Kevin Mather won the next two matches and prepared for the gold final against Zhao Lixue. 

Mather won the first two sets against Zhao. In the third set, they tied the score and split the points. Zhao won the fourth. In the last and fifth set, Zhao shot 10,10,8. Mather shot 9,9 and a 9/10 liner. It came down to an arrow called. Luckily for him, it was a 10. “[It was] a weird way of winning because I won by tying the set which pushed my points to 6. I would rather have won the set and made it easier to tell.” Mather said.

 

Celebration

For Mather, the award ceremony was amazing and it presented its own challenges. Changing uniforms for the award ceremony was one of them. “It’s hard when you are sucking wet to get socks and shoes on in my paralyzed feet.” But he managed to change on time just to be placed in the wrong spot heading to the podium. 

“Behind backstage they lined you up in the order you are supposed to come out, and they kept putting me in the wrong spot. I’m like ‘No, I won. I’m the gold medal’ And they are like ‘No, you are here.’ It took them like three or four times [to realize] and then they were like ‘Yeah, you are gold medal.’ That was pretty funny to me.”

With everyone in the correct place and with uniforms changed, the ceremony started. “Once I was on stage, there were a lot of emotions, proud and happy. ‘Holly crap, I did it.’ It kind of sinks in.”

After a very long day, Mather went for a celebratory ice cream in the Village. “I was so exhausted that that was kind of it.”

With this medal, Mather hopes to bring more visibility to the sport. “I didn’t know para archery was a sport until I started shooting it.
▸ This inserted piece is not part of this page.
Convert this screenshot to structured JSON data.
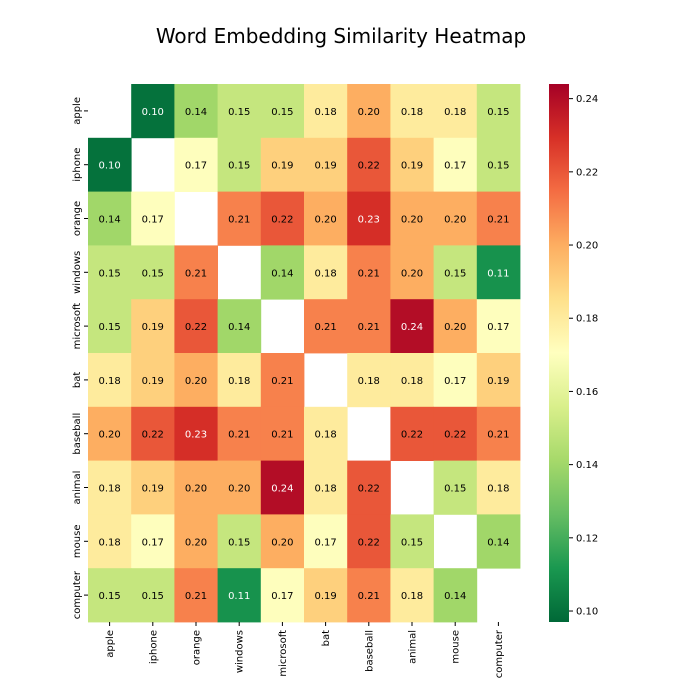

I think there is still a lot of work to do in the US to change the perceptions that go along with Paralympic sport. I just continue to try to do work to change those perceptions and that’s all we can do.”

Mather has only one regret after all this amazing  experience. “After we got home I kind of wished I asked them to keep that flag. That would have been really special to have. Maybe in Paris I’ll remember.”

With the next Games already in his head, Mather is preparing for the Pan-American Championships in Chile this November, the only competition that will give spots for the Parapan American Games of Santiago 2023.